Former Himachal Pradesh high court chief justice, Delhi high court justice and law commission member Leila Seth, who is also mother to a son who is homosexual, writes condemning the Supreme Court judgement re-criminalising homosexual intercourse in the Times of India.
The original Delhi high court judgment striking down section 377 was a “model of learning, humanity and application of Indian Constitutional principles . It was well crafted, and its reasoning clearly set out”, writes Seth. But when the Supreme Court overturned the lower court in December 2012, she was “extremely upset” because of her eldest son, and added:
A host of academics and lawyers have critiqued the judgment in great detail, including the non-addressal of the Article 15 argument, and have found it wanting in many respects. I do not intend to repeat those criticisms.
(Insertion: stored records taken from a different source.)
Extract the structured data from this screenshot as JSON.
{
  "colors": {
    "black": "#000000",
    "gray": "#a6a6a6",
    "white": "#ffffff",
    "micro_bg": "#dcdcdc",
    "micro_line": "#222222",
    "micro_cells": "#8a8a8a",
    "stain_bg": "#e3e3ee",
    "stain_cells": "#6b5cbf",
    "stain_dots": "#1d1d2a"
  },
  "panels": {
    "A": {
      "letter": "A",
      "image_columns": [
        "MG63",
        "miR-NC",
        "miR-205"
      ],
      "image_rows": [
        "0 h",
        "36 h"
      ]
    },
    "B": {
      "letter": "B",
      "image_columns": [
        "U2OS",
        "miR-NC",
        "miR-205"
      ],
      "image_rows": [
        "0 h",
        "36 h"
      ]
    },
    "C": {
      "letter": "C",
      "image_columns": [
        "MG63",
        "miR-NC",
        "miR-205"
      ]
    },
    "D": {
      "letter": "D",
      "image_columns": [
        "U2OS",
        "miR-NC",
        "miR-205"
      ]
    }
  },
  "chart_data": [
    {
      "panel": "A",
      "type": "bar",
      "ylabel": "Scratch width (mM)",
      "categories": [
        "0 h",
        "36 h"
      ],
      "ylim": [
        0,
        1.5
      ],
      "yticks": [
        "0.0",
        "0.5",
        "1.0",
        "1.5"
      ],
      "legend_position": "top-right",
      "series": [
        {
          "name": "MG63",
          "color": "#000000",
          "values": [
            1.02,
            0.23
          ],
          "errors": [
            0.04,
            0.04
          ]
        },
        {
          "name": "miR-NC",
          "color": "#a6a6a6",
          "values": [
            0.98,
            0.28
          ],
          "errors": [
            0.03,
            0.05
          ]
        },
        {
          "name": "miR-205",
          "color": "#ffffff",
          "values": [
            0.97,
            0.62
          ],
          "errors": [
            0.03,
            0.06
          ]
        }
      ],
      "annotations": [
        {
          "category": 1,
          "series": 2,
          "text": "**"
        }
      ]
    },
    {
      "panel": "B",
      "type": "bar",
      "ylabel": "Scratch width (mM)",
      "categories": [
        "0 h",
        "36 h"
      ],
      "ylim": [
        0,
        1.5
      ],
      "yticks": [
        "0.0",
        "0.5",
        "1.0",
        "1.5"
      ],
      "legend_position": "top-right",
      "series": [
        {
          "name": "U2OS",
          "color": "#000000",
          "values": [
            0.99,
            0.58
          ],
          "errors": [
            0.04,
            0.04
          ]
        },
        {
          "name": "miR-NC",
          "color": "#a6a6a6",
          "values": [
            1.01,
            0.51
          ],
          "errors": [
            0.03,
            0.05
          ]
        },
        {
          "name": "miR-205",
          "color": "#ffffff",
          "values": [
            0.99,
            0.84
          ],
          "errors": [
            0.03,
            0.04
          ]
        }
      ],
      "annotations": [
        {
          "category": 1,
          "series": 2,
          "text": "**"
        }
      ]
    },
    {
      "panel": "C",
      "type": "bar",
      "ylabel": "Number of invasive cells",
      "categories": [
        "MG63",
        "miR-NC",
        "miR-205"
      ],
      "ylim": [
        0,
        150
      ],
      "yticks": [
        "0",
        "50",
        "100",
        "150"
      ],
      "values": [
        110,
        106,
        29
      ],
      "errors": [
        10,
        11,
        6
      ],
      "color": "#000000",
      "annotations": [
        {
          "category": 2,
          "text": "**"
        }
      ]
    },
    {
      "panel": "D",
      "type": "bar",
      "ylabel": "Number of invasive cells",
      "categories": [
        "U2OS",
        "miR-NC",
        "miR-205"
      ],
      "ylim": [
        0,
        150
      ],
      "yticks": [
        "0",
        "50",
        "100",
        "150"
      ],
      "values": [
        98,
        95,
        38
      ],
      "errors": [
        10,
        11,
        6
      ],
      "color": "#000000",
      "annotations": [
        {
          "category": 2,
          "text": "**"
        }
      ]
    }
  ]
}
However, I should point out that both learning and science get rather short shrift. Instead of welcoming cogent arguments from jurisprudence outside India, which is accepted practice in cases of fundamental rights, the judgment specifically dismisses them as being irrelevant. Further, rather than following medical, biological and psychological evidence , which show that homosexuality is a completely natural condition, part of a range not only of human sexuality but of the sexuality of almost every animal species we know, the judgment continues to talk in terms of 'unnatural' acts, even as it says that it would be difficult to list them.
But what has pained me and is more harmful is the spirit of the judgment. The interpretation of law is untempered by any sympathy for the suffering of others.